Memo to HK: Yeah.... you got us. We rigged the election. Set the whole thing up. Hacked the database... bribed thousands of election workers... in fact, I'll be honest here and tell you that we stole this election in at LEAST 57 different ways.
We're busted. Sigh.
Monday, March 7, 2005
In The Northwest: Teresa Heinz Kerry hasn't lost her outspoken way
By JOEL CONNELLY
SEATTLE POST-INTELLIGENCER COLUMNIST
What made Teresa Heinz Kerry so refreshing to some voters, and threatening to others on the 2004 campaign trail, is summed up when THK talks about her speech to last year's Democratic convention:
"Nobody told me what to do," she told a Saturday fund-raiser here.
The implicit afterword: Nobody better try.
The sails of the philanthropist wife of Sen.
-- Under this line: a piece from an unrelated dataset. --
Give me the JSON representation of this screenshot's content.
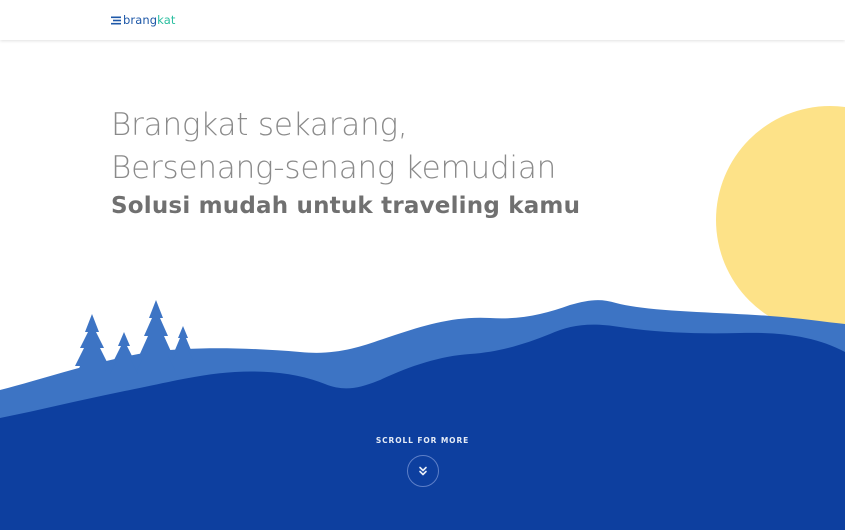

John Kerry were not trimmed by November's narrow electoral defeat.
The softly accented voice gives pointed advice to the Democratic Party, which she lately joined, formerly having spent 15 years as wife of a Senate Republican.
Heinz Kerry flew into town on her own Gulfstream jet (the Flying Squirrel, named for a Sun Valley ski run) direct from a conference on global philanthropy at Stanford.